Beaucoup d’étudiants, se souvenant que Murger avait chanté le pays latin, suivaient, mêlés aux gens de lettres et aux artistes.

Un temps sombre, un ciel estompé de brouillard, une terre détrempée ajoutaient à l’impression lugubre, et la nature, souvent ironique, semblait cette fois partager la tristesse des hommes.

En présence d’une foule muette et recueillie groupée autour de la fosse ouverte, MM. Edouard Thierry, président de la Société des gens de lettres ; Raymond Deslandes, membre de la commission des auteurs dramatiques ; Auguste Vitu, rédacteur du Constitutionnel, ont prononcé des discours où le talent et le caractère du mort étaient appréciés avec une vérité sympathique ne sentant en rien les hyperboles de l’oraison funèbre.

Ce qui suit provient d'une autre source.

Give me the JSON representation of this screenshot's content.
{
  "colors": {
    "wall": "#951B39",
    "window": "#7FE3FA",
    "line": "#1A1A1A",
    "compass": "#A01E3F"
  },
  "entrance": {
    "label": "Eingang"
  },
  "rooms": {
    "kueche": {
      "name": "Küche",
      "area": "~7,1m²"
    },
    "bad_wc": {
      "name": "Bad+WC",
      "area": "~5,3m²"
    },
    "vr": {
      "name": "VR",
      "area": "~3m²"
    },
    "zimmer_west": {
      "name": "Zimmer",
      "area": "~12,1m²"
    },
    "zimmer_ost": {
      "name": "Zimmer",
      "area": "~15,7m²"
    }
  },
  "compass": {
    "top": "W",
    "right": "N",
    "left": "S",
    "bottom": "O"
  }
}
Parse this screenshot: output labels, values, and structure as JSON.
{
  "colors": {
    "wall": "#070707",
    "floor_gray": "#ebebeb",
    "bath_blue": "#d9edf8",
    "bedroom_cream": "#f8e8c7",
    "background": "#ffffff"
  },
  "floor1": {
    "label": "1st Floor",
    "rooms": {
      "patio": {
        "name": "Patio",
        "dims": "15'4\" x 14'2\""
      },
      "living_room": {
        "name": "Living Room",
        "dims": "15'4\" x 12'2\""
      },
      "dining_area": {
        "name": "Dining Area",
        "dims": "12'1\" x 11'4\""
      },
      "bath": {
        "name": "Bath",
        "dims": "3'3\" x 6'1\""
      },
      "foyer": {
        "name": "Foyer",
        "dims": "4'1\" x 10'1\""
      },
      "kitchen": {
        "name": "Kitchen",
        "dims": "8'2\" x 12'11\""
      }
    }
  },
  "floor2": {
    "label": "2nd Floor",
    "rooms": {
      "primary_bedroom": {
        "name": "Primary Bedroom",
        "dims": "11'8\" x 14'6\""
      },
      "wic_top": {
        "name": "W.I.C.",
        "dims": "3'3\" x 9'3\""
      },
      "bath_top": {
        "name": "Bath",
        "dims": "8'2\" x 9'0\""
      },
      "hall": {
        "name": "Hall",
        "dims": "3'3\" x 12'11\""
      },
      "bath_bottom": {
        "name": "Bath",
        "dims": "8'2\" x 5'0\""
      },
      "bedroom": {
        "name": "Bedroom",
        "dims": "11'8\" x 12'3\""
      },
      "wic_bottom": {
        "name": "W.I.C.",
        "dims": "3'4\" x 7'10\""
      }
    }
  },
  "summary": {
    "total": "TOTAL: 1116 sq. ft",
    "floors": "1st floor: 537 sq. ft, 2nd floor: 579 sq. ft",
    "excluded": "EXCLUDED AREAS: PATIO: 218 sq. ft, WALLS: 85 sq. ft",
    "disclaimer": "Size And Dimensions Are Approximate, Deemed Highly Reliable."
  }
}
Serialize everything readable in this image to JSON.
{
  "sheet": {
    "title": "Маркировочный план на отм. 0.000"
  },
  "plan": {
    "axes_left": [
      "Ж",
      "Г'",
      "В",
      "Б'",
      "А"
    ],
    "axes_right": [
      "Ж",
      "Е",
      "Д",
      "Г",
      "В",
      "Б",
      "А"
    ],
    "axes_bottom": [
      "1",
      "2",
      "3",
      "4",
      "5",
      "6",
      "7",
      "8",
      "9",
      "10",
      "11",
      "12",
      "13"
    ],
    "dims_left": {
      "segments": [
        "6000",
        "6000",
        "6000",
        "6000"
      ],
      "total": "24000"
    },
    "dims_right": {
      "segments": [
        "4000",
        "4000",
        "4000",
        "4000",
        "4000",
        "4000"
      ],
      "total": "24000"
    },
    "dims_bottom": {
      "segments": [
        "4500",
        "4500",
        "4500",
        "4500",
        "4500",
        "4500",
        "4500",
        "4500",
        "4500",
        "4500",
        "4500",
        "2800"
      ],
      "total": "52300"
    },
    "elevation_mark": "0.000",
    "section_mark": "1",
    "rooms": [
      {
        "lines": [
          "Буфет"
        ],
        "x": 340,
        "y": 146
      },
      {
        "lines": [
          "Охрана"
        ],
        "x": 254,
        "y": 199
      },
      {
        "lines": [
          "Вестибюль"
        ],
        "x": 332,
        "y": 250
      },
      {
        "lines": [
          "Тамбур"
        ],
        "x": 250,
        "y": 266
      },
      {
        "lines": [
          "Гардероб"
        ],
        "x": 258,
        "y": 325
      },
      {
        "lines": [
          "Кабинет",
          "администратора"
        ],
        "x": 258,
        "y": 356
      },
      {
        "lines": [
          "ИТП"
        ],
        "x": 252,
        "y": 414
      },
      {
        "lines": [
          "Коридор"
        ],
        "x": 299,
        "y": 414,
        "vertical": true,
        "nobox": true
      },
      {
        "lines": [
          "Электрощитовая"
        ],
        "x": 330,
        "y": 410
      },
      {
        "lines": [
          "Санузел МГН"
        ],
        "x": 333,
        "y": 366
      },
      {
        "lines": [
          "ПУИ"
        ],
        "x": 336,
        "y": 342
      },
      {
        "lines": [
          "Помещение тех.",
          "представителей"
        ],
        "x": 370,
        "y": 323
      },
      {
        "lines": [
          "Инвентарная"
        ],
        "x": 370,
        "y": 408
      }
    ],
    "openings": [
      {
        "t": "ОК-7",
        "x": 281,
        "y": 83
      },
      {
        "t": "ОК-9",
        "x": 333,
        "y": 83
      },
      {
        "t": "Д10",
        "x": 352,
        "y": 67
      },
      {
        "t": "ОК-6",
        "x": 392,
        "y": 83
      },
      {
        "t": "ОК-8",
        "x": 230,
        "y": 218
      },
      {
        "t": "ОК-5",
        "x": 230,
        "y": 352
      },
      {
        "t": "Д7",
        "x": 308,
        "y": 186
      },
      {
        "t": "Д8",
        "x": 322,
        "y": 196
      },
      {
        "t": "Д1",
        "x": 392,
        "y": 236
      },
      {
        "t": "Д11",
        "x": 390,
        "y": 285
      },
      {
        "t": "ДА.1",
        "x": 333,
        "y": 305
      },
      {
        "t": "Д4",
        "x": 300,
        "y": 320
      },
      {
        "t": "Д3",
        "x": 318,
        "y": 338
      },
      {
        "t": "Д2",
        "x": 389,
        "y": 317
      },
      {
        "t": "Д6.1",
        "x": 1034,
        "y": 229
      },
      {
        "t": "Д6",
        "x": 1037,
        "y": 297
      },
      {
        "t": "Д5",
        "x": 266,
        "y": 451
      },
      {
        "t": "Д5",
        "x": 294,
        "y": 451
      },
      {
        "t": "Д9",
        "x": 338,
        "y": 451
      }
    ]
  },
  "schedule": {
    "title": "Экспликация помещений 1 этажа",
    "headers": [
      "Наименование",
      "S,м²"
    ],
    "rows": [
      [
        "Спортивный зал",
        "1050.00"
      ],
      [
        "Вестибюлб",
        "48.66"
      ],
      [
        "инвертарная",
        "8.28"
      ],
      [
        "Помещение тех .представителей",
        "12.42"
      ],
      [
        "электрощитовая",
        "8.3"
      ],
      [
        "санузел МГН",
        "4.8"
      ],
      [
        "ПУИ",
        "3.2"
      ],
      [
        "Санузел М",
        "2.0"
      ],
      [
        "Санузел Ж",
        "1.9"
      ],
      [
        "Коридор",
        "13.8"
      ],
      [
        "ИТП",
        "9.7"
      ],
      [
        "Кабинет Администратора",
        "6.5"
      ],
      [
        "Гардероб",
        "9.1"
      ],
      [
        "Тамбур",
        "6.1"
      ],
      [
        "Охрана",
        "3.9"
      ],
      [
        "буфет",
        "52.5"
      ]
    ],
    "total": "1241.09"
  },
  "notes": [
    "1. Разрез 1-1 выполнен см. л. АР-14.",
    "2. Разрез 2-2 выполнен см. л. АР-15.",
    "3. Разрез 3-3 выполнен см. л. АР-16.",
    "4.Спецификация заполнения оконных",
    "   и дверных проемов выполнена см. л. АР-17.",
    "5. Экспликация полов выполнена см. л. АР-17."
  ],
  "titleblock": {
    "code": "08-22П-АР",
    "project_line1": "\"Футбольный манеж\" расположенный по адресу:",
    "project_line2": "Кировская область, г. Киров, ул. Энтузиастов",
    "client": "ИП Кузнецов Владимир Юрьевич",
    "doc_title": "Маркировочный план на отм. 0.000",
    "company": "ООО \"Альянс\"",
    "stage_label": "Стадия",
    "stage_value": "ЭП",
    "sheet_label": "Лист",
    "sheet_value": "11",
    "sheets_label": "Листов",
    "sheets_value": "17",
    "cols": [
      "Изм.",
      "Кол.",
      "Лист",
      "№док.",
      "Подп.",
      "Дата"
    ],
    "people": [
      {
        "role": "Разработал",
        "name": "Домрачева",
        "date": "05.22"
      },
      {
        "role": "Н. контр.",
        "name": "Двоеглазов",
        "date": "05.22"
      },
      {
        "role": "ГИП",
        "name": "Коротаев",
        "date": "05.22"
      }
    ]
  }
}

En effet, avec Murger s’en va l’originalité la plus brillante qu’ait produite le petit journal : car c’est là qu’il a fait ses premières armes et qu’ont paru d’abord les Scènes de la vie de bohème, qui, sous forme de livre et de pièce, devaient obtenir un si vif succès. Murger résume en lui une époque et une littérature. Il a peint, avec une verve, un esprit et un sentiment qu’on ne dépassera pas, les mœurs exceptionnelles et fantasques d’une jeunesse qui, depuis, s’est peut-être un peu trop corrigée.